文摘Many metabolites produced by various microorganisms have proven their usefulness in the area concerning human health. However, most of their diverse natural compound biosyntheses are hardly discovered. These metabolites might have specific or novel functions and these diverse active compounds can be achieved by biosynthesis, semi-biosynthesis, or chemical synthesis. A strategy to exploit the biosynthesis potential of a fungal strain is to use various culture conditions and to evaluate the chemical profiles of the culture extracts.

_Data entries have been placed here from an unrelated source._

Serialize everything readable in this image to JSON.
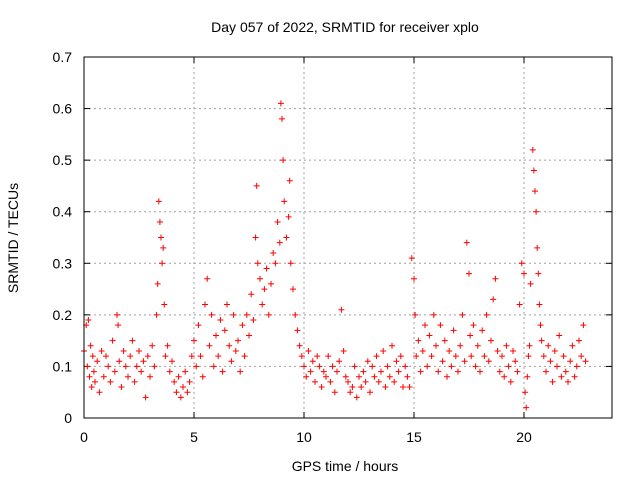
{
  "chart_data": {
    "type": "scatter",
    "marker": "plus",
    "title": "Day 057 of 2022, SRMTID for receiver xplo",
    "xlabel": "GPS time / hours",
    "ylabel": "SRMTID / TECUs",
    "xlim": [
      0,
      24
    ],
    "ylim": [
      0,
      0.7
    ],
    "xticks": [
      0,
      5,
      10,
      15,
      20
    ],
    "yticks": [
      0,
      0.1,
      0.2,
      0.3,
      0.4,
      0.5,
      0.6,
      0.7
    ],
    "xtick_labels": [
      "0",
      "5",
      "10",
      "15",
      "20"
    ],
    "ytick_labels": [
      "0",
      "0.1",
      "0.2",
      "0.3",
      "0.4",
      "0.5",
      "0.6",
      "0.7"
    ],
    "grid": true,
    "series": [
      {
        "name": "xplo",
        "color": "#ff0000",
        "x": [
          0.0,
          0.1,
          0.15,
          0.2,
          0.25,
          0.3,
          0.35,
          0.4,
          0.45,
          0.5,
          0.6,
          0.7,
          0.8,
          0.9,
          1.0,
          1.1,
          1.2,
          1.3,
          1.4,
          1.5,
          1.55,
          1.6,
          1.7,
          1.8,
          1.9,
          2.0,
          2.1,
          2.2,
          2.3,
          2.4,
          2.5,
          2.6,
          2.7,
          2.8,
          2.9,
          3.0,
          3.1,
          3.2,
          3.3,
          3.35,
          3.4,
          3.45,
          3.5,
          3.55,
          3.6,
          3.65,
          3.7,
          3.8,
          3.9,
          4.0,
          4.1,
          4.2,
          4.3,
          4.4,
          4.5,
          4.6,
          4.7,
          4.8,
          4.9,
          5.0,
          5.1,
          5.2,
          5.3,
          5.4,
          5.5,
          5.6,
          5.7,
          5.8,
          5.9,
          6.0,
          6.1,
          6.2,
          6.3,
          6.4,
          6.5,
          6.6,
          6.7,
          6.8,
          6.9,
          7.0,
          7.1,
          7.2,
          7.3,
          7.4,
          7.5,
          7.6,
          7.7,
          7.8,
          7.85,
          7.9,
          8.0,
          8.1,
          8.2,
          8.3,
          8.4,
          8.5,
          8.6,
          8.7,
          8.8,
          8.9,
          8.95,
          9.0,
          9.05,
          9.1,
          9.2,
          9.3,
          9.35,
          9.4,
          9.5,
          9.6,
          9.7,
          9.8,
          9.9,
          10.0,
          10.1,
          10.2,
          10.3,
          10.4,
          10.5,
          10.6,
          10.7,
          10.8,
          10.9,
          11.0,
          11.1,
          11.2,
          11.3,
          11.4,
          11.5,
          11.6,
          11.7,
          11.8,
          11.9,
          12.0,
          12.1,
          12.2,
          12.3,
          12.4,
          12.5,
          12.6,
          12.7,
          12.8,
          12.9,
          13.0,
          13.1,
          13.2,
          13.3,
          13.4,
          13.5,
          13.6,
          13.7,
          13.8,
          13.9,
          14.0,
          14.1,
          14.2,
          14.3,
          14.4,
          14.5,
          14.6,
          14.7,
          14.8,
          14.9,
          15.0,
          15.05,
          15.1,
          15.2,
          15.3,
          15.4,
          15.5,
          15.6,
          15.7,
          15.8,
          15.9,
          16.0,
          16.1,
          16.2,
          16.3,
          16.4,
          16.5,
          16.6,
          16.7,
          16.8,
          16.9,
          17.0,
          17.1,
          17.2,
          17.3,
          17.4,
          17.5,
          17.55,
          17.6,
          17.7,
          17.8,
          17.9,
          18.0,
          18.1,
          18.2,
          18.3,
          18.4,
          18.5,
          18.6,
          18.7,
          18.8,
          18.9,
          19.0,
          19.1,
          19.2,
          19.3,
          19.4,
          19.5,
          19.6,
          19.7,
          19.8,
          19.9,
          20.0,
          20.05,
          20.1,
          20.15,
          20.2,
          20.25,
          20.3,
          20.4,
          20.45,
          20.5,
          20.55,
          20.6,
          20.65,
          20.7,
          20.75,
          20.8,
          20.9,
          21.0,
          21.1,
          21.2,
          21.3,
          21.4,
          21.5,
          21.6,
          21.7,
          21.8,
          21.9,
          22.0,
          22.1,
          22.2,
          22.3,
          22.4,
          22.5,
          22.6,
          22.7,
          22.8
        ],
        "y": [
          0.13,
          0.18,
          0.1,
          0.19,
          0.08,
          0.14,
          0.06,
          0.12,
          0.09,
          0.07,
          0.11,
          0.05,
          0.13,
          0.08,
          0.12,
          0.1,
          0.07,
          0.15,
          0.09,
          0.2,
          0.18,
          0.11,
          0.06,
          0.13,
          0.1,
          0.08,
          0.12,
          0.15,
          0.07,
          0.1,
          0.13,
          0.09,
          0.11,
          0.04,
          0.12,
          0.08,
          0.14,
          0.1,
          0.2,
          0.26,
          0.42,
          0.38,
          0.35,
          0.3,
          0.33,
          0.22,
          0.12,
          0.14,
          0.09,
          0.11,
          0.07,
          0.05,
          0.08,
          0.04,
          0.06,
          0.09,
          0.05,
          0.07,
          0.12,
          0.15,
          0.1,
          0.18,
          0.12,
          0.08,
          0.22,
          0.27,
          0.14,
          0.2,
          0.1,
          0.16,
          0.12,
          0.19,
          0.09,
          0.17,
          0.22,
          0.14,
          0.11,
          0.2,
          0.13,
          0.15,
          0.09,
          0.18,
          0.12,
          0.2,
          0.16,
          0.24,
          0.19,
          0.35,
          0.45,
          0.3,
          0.27,
          0.22,
          0.25,
          0.29,
          0.2,
          0.26,
          0.32,
          0.3,
          0.38,
          0.34,
          0.61,
          0.58,
          0.5,
          0.42,
          0.35,
          0.39,
          0.46,
          0.3,
          0.25,
          0.2,
          0.17,
          0.14,
          0.12,
          0.1,
          0.08,
          0.13,
          0.09,
          0.11,
          0.07,
          0.12,
          0.1,
          0.06,
          0.09,
          0.08,
          0.12,
          0.07,
          0.1,
          0.05,
          0.09,
          0.11,
          0.21,
          0.13,
          0.08,
          0.07,
          0.05,
          0.06,
          0.1,
          0.04,
          0.08,
          0.06,
          0.09,
          0.07,
          0.11,
          0.05,
          0.1,
          0.08,
          0.12,
          0.07,
          0.09,
          0.13,
          0.06,
          0.1,
          0.08,
          0.14,
          0.07,
          0.11,
          0.09,
          0.12,
          0.06,
          0.1,
          0.08,
          0.06,
          0.31,
          0.27,
          0.2,
          0.12,
          0.15,
          0.09,
          0.13,
          0.18,
          0.1,
          0.16,
          0.12,
          0.2,
          0.14,
          0.09,
          0.18,
          0.11,
          0.15,
          0.08,
          0.13,
          0.1,
          0.17,
          0.12,
          0.09,
          0.14,
          0.2,
          0.11,
          0.34,
          0.28,
          0.16,
          0.12,
          0.18,
          0.1,
          0.14,
          0.09,
          0.17,
          0.12,
          0.2,
          0.11,
          0.15,
          0.23,
          0.27,
          0.13,
          0.09,
          0.12,
          0.08,
          0.14,
          0.1,
          0.07,
          0.13,
          0.11,
          0.09,
          0.22,
          0.3,
          0.28,
          0.05,
          0.02,
          0.08,
          0.12,
          0.14,
          0.26,
          0.52,
          0.48,
          0.44,
          0.4,
          0.33,
          0.28,
          0.22,
          0.18,
          0.15,
          0.12,
          0.09,
          0.14,
          0.11,
          0.07,
          0.13,
          0.1,
          0.16,
          0.08,
          0.12,
          0.09,
          0.07,
          0.11,
          0.14,
          0.08,
          0.1,
          0.15,
          0.12,
          0.18,
          0.11
        ]
      }
    ]
  }
}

The value of this approach was demonstrated with the fungal strain Aigialus parvus BCC 5311, producer of hypothemycin, aigialospirol, and aigialomycin A-D. The optimization of hypothemycin production and its derivative diversity by Aigialus parvus BCC 5311 was carried out using qualitative (general factorial design) and quantitative analysis (two-level fractional factorial design). Qualitative analysis revealed that soluble starch and yeast extract were shown to be the best carbon and nitrogen source respectively for the production of hypothemycin, aigialospirol and aigialomycin A-D. Quantitative analysis showed that the initial pH of culture medium is the most important factor that affects the production of hypothemycin and its derivatives (aigialospirol and aigialomycin A-D) production. Optimal medium composition used in a 5 L bioreactor generated a specific growth rate of A. parvus BCC 5311 of 0.0295 h-1, biomass yield of 1.6 g×gstarch-1, hypothemycin yield of 13.6 mg×gbiomass-1, and hypothemycin production rate of 0.6 mg×L-1×day-1. The maximum concentration of 58.0 mg×L-1 of hypothemycin was obtained at 120 h of culturing. Furthermore, the Aigialomycin A-D and Aigialospirol obtained were diversified towards various cultural conditions used. The high amount of hypothemycin produced and the diversity of derivatives obtained from this study should be useful for future mass production.